Sebagai refleksi, karya sastra tidak sepenuhnya meniru secara benar dalam
kehidupan masyarakat, namun akan memberikan pelajaran dan kemungkinan dari
sudut pandang estetis terhadap persoalan-persoalan yang terjadi di dalam
lingkungan masyarakat (Djojosuroto, 2006: 58). Karya sastra memiliki berbagai fungsi
seperti sebagai hiburan, pendidikan , memberikan keindahan, serta memberikan
banyak ajaran terkait dengan agama yang dapat ditiru atau diteladani bagi
pembaca serta penikmat karya sastra tersebut. Karya sastra menurut ragamnya
terbagi menjadi tiga, yaitu prosa, puisi, serta drama. Prosa memiliki dua jenis
yaitu terdiri dari prosa lama dan prosa baru. Bentuk prosa lama seperti
hikayat, sejarah, kisah dan dongeng. Sedangkan prosa baru meliputi cerpen,
novel, roman, riwayat, kritik, sejarah, kisah, dan dongeng. Pada puisi terdiri
dari 4 jenis yaitu meliputi puisi lama, puisi baru, puisi bebas dan kontemporer.

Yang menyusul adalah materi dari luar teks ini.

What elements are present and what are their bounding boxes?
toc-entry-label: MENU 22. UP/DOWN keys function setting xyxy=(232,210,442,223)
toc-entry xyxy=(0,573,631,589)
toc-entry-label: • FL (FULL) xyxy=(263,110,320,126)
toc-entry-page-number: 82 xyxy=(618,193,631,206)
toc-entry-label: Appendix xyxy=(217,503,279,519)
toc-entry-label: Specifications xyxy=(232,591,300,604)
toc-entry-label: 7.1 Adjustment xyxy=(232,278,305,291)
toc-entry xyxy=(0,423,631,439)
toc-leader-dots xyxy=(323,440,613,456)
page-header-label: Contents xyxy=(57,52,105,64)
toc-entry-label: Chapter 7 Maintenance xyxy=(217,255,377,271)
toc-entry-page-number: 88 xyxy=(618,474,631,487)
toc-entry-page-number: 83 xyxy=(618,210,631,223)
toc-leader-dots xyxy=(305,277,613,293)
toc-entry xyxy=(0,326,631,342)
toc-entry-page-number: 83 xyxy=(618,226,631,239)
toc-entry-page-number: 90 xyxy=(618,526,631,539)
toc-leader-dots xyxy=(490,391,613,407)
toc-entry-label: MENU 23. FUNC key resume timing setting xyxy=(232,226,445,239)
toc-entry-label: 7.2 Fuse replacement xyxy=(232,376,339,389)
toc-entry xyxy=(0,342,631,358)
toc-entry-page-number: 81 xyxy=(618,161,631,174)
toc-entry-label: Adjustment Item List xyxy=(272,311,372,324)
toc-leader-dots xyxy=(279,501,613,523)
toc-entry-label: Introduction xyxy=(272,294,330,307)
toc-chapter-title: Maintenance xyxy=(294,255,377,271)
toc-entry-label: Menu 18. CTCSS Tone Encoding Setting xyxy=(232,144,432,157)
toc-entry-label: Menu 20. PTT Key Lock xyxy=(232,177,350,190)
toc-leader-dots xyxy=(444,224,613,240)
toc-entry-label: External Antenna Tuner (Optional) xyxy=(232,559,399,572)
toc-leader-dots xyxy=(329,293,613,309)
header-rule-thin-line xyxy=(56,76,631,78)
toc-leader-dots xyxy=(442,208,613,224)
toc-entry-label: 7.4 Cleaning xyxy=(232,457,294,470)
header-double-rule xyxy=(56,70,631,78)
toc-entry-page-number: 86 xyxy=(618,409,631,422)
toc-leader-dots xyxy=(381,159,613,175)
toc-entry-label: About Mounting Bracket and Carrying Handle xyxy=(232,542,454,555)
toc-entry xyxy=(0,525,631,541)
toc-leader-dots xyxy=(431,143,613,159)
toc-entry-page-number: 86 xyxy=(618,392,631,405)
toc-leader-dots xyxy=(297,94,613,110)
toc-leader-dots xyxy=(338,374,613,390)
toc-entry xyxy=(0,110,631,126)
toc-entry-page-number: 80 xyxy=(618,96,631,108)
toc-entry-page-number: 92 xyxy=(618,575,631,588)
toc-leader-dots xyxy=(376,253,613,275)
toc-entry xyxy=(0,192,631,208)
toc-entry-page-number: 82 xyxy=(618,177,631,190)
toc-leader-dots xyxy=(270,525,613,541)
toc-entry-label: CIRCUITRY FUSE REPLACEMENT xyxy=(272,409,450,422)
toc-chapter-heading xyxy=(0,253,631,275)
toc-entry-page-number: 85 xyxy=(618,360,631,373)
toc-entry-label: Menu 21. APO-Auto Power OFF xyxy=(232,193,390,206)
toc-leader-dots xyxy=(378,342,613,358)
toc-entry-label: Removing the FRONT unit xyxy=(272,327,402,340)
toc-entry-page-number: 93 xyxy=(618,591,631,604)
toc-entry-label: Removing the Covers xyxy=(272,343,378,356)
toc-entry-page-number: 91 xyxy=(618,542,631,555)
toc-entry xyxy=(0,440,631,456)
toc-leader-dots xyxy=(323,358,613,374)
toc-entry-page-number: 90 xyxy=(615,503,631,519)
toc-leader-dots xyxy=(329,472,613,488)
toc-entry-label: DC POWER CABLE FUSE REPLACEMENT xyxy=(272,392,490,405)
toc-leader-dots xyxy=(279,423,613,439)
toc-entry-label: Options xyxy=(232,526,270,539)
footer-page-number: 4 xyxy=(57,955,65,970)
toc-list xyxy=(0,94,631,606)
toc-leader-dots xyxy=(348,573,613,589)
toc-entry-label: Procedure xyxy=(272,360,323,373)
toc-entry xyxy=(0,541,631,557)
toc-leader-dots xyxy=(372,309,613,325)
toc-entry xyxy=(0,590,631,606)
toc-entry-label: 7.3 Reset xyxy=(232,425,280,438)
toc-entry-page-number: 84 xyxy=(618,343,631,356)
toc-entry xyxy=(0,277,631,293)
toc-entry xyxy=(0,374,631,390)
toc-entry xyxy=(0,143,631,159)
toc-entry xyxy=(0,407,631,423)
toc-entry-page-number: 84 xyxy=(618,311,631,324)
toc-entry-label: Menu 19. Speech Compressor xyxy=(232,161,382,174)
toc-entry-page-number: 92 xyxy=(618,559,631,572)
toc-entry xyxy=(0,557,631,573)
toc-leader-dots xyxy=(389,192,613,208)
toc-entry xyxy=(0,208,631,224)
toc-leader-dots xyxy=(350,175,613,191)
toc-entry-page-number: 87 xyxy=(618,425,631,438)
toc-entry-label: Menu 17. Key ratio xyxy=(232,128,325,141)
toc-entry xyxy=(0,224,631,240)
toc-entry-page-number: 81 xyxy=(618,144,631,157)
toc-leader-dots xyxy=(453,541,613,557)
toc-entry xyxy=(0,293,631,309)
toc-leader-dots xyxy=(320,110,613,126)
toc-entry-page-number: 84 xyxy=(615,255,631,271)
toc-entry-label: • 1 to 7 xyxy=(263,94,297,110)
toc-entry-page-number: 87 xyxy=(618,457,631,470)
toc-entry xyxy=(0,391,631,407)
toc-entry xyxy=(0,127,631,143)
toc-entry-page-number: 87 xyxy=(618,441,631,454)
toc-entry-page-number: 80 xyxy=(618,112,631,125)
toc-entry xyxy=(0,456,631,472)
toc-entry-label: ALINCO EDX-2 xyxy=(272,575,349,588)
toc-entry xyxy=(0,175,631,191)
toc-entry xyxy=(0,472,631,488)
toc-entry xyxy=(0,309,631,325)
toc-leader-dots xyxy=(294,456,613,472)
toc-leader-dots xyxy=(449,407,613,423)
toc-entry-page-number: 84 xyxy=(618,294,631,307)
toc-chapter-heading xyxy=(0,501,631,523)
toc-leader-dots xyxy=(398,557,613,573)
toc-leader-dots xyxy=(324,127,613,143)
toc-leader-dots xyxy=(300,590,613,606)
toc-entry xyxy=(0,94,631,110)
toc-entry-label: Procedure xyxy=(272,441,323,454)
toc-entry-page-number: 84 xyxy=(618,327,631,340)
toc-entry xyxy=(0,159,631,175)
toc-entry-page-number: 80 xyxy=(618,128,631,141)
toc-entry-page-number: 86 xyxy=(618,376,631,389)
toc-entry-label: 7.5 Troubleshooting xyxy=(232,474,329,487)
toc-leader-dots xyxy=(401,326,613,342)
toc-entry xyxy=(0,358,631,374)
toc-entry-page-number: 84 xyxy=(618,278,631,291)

Ragam karya sastra yang terakhir yaitu drama.
Puisi
ialah bentuk tulisan bebas yang merupakan ekspresi dan gagasan penulisnya dalam
bentuk bait-bait dan diolah sedemikian rupa untuk menghasilkan tulisan estetis
yang dapat menggugah dan memberikan pesan secara tidak langsung kepada pembaca melalui
berbagai gaya bahasa (majas). Sastra berjenis puisi memiliki beranekaragam
jenis seperti puisi epik, lirik dan dramatik. Prosa adalah tulisan berupa
cerita atau kisah yang memiliki plot dalam rangkaian berbagai peristiwa yang
dihasilkan dari imajinasi, cerminan kenyataan, atau dari data dan informasi
sesungguhnya berdasarkan fakta ilmiah. Jenis karya sastra prosa terbagi menjadi
dua jenis, yaitu prosa fiksi yang brarti kisah dari kejadian atau peristiwa
nyata dan prosa non fiksi yang memiliki arti
tidak nyata.
Prosa
fiksi ialah tulisan cerita yang memiliki alur dihasilkan dari imajinasi atau
cerminan kenyataan yang dapat diambil dari data nyata seperti sejarah, hanya pelaku,
nama tempat atau alur ceritanya yang dapat dikarang. Contohnya seperti novel
karya Pramoedya Ananta Toer yang kaya akan sejarah. Sedangkan prosa nonfiksi
ialah karangan yang tidak berdasarkan rekaan atau khayalan dari pengarang,
tetapi berisi hal-hal yang berupa informasi faktual (kenyataan) atau
berdasarkan pada pengamatan pengarangnya. Karangan tersebut diungkapkan secara
sistematik, kronologis, atau kilas balik dengan menggunakan bahasa semiformal.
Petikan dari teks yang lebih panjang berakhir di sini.